Stock futures erased early losses and struck out for positive territory on Friday morning following a positive labor market report. The Bureau of Labor Statistics reported that total non-farm payroll employment increased by 165,000 in April, pushing the headline U-3 unemployment rate down a fraction to 7.5 percent.
The news folds into the ongoing discussion about how the Federal Reserve should proceed with record bond purchases. The headline 7.5 percent unemployment rate is still a long ways from the 6.5 percent target rate previously outlined by the Fed. However, the size of the Fed’s balance sheet has grown to such enormous proportions that critics have called for an early end to the program.

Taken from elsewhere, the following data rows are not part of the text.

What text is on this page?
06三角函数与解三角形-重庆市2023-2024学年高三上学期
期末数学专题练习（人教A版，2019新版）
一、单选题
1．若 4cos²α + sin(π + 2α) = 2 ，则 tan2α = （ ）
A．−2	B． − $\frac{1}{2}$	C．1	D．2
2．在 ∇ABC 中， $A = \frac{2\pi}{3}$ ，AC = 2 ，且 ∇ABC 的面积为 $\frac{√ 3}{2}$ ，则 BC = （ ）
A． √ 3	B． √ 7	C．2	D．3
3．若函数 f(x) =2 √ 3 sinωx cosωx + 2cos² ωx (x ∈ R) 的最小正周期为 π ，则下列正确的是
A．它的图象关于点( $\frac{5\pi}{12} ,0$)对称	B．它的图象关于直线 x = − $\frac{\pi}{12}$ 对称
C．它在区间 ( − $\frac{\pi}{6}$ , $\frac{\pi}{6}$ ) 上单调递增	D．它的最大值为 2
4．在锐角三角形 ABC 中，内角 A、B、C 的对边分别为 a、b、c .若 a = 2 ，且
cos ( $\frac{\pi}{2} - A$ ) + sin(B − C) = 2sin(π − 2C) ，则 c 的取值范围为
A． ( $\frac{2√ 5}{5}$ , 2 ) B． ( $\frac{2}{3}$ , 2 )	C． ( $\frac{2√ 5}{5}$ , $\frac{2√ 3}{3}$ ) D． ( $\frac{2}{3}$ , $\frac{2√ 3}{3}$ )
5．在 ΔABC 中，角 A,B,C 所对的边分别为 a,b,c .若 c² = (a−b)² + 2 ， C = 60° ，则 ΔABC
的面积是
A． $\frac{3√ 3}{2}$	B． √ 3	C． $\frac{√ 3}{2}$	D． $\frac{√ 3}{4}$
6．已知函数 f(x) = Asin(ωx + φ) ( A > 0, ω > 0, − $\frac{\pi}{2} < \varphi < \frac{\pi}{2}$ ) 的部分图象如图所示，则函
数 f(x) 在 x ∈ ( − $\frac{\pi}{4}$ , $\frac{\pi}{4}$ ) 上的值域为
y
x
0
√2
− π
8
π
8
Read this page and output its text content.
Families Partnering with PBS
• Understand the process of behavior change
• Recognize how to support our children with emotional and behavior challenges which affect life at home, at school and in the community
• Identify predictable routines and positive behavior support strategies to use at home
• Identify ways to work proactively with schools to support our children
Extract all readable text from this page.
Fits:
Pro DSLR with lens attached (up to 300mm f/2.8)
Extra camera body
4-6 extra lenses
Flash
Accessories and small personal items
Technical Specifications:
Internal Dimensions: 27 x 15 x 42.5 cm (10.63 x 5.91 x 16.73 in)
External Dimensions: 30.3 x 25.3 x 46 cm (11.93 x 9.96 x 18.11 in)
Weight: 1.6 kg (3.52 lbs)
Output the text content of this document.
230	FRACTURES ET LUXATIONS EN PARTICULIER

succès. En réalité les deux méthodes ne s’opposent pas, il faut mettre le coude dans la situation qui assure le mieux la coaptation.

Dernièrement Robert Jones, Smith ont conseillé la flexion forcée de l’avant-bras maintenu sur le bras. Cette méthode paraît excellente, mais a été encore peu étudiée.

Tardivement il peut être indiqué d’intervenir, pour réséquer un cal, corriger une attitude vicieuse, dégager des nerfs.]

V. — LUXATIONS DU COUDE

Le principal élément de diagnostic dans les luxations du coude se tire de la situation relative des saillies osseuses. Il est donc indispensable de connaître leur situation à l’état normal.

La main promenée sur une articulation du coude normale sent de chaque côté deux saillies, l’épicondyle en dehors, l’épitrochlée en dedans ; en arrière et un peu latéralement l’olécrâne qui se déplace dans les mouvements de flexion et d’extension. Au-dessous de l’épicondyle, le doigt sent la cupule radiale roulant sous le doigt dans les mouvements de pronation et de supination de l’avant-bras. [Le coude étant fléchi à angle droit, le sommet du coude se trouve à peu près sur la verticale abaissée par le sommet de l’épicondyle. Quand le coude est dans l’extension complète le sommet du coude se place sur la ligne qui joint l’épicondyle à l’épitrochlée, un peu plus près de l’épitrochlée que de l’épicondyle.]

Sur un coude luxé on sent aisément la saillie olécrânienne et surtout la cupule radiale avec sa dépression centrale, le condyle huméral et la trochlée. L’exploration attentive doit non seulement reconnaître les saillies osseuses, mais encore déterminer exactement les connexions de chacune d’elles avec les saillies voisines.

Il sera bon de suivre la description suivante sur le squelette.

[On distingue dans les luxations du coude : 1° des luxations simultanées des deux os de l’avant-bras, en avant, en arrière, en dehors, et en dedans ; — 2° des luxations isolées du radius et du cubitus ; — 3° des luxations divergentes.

At 8:55 a.m.: DJIA: +0.79%, S&P 500: +0.78%, NASDAQ: +0.76%.
Here’s what’s buzzing on Friday morning:
LinkedIn (NYSE:LNKD) stock was off as much as 8.3 percent in pre-market trading on Friday morning. The world’s largest professional social network posted relatively strong first-quarter results, but provided underwhelming guidance. Net income surged 210 percent to $52.4 million. On a per share basis, the company earned 45 cents per share, beating expectations for 30 cents by a wide margin. Revenue jumped 72 percent to $324.7 million, also beating Wall Street’s consensus estimate for $324.7 million. Linked in guided second-quarter revenues in a range between $342 and $347 million, below expectations for $358 million… (Read more.)
AIG (NYSE:AIG) stock was up 2.25 percent in early trading on Friday morning. The insurer, now a favorite among hedge funds after nearly collapsing during the financial crisis, reported first-quarter financial results that were generally satisfying. Insurance operating income climbed 28 percent on the year to $3.0 billion. Overall profit fell 35 percent to $1.98 billion, or $1.34 per share, which beat estimates for $0.87 per share.
Verizon (NYSE:VZ) could conceivably buy out Vodafone’s (NASDAQ:VOD) 45 percent stake in Verizon Wireless, but not at a premium. Analysts at JPMorgan suggest that Verizon can avoid buying the unit above cost because of its already-controlling interest in it. The two companies have danced around the subject for a number of months, and Mr. Market has driven up share prices in anticipation of a possible deal.
Kraft Foods Group (NASDAQ:KRFT) was up nearly 3 percent in pre-market trading, following the company’s earnings announcement after the bell on Thursday. Revenue rose 2 percent to $4.55 billion, beating the average estimate of $4.49 billion. Adjusted earnings of $0.76 per share beat the average estimate of $0.64 per share.